Indy retailers feel ‘always-on’ discounting pressure
Written by Peter Walker
Independent retail discounting levels have increased by six per cent over the past two years, as market pressures continue to drive product markdowns.
This is according to UK customer transaction data from retail software provider Vend running from September 2016 to October 2018 with a sample size of 600 retailers.
In the past year, discounting levels have grown by 10 per cent, but the percentage of discount that retailers are applying to their products has not increased.
Encouragingly, throughout this time sales volumes and spending have also seen a boost, with sales volumes up five per cent year-on-year, and spending up nine per cent.
“The growing demand for discounting has really been impacting big-box retailers like John Lewis over the past year, so it’s not surprising that independent retailers are also feeling that same pressure,” says Higor Torchia, EMEA country manager for Vend. “But it was clear in our data that discounting is changing.”

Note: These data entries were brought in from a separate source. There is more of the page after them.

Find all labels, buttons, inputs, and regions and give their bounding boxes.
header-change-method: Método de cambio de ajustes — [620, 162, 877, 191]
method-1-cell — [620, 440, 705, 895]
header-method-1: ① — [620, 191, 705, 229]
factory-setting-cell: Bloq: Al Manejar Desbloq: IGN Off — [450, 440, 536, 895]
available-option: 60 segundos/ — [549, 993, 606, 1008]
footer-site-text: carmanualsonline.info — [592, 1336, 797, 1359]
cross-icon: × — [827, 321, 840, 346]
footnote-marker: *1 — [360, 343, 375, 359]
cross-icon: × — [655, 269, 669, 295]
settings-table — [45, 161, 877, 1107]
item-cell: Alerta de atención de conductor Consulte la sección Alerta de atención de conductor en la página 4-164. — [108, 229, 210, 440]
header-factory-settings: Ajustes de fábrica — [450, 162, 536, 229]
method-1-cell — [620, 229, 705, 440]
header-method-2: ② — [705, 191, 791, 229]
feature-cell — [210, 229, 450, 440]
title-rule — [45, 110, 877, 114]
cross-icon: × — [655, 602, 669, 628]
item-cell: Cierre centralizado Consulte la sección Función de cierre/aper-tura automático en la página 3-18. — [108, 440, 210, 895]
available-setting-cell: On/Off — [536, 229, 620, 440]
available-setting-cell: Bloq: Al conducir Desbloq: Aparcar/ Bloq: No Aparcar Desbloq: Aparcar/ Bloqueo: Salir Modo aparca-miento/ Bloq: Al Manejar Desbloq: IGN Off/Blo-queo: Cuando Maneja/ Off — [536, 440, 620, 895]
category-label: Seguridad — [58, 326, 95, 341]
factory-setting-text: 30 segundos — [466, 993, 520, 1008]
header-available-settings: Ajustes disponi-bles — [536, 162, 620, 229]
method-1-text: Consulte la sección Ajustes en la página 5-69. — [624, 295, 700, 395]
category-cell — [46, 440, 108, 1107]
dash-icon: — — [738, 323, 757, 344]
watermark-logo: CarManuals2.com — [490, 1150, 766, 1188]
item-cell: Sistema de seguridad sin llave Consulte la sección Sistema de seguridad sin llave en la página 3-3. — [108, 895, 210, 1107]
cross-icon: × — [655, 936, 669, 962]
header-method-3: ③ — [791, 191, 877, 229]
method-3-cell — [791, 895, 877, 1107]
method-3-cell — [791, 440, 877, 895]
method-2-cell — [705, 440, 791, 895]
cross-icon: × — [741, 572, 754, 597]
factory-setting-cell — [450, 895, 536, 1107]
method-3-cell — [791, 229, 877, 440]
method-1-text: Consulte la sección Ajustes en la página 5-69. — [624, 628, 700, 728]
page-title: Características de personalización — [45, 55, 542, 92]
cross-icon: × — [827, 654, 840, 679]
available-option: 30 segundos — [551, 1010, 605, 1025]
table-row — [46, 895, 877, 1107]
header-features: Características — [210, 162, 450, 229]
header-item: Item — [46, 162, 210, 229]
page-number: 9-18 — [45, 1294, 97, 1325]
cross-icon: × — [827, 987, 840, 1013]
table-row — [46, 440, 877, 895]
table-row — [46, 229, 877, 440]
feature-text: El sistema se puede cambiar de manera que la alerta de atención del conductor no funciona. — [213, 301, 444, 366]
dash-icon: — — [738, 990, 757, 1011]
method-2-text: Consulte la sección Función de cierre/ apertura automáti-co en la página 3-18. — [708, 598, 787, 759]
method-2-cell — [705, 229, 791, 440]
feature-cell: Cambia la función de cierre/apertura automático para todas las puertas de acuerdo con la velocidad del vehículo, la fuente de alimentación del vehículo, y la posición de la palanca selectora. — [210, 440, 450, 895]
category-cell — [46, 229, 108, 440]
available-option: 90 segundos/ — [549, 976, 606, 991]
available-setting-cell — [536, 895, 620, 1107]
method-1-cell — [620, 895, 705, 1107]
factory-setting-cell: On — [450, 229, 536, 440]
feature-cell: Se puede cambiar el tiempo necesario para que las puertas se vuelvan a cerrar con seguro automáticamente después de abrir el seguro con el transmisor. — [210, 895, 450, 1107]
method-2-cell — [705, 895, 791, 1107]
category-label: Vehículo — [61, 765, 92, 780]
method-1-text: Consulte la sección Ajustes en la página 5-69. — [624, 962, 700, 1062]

From 2016 to 2017 retailers were discounting very frequently, and prices were fluctuating up and down a lot, according to Vend. Whereas in 2018 discounting levels have generally remained steady, with much bigger spikes happening every now and then.
“As we know, frequent discounting can be hugely detrimental to retailers, especially indies who often have small margins – it’s likely these retailers are trying to fight back against ‘always-on’ discounting, and instead create more strategic sales campaigns at key times,” Torchia added.
December continues to be the biggest discounting month each year, as well as the biggest sales month, however outside of this time there was a positive correlation between discounting and consumer spending.
Torchia explained this is probably due to discounts working well as a marketing tool, where retailers promote an upcoming sale to their customer base which drives those customers in-store to spend more than they usually would.
Fashion and apparel stores were those that discount the most, showing the biggest spikes in discounting levels across the year, while most other retail types remained steady.
Fashion and apparel retailers also seem to apply the biggest discounts to products when they do have a sale (18 per cent on average), followed by sports and outdoor stores with a 12 per cent discount, speciality food and drink (eight per cent), home, lifestyle and gifts (eight per cent) and health and beauty (five per cent).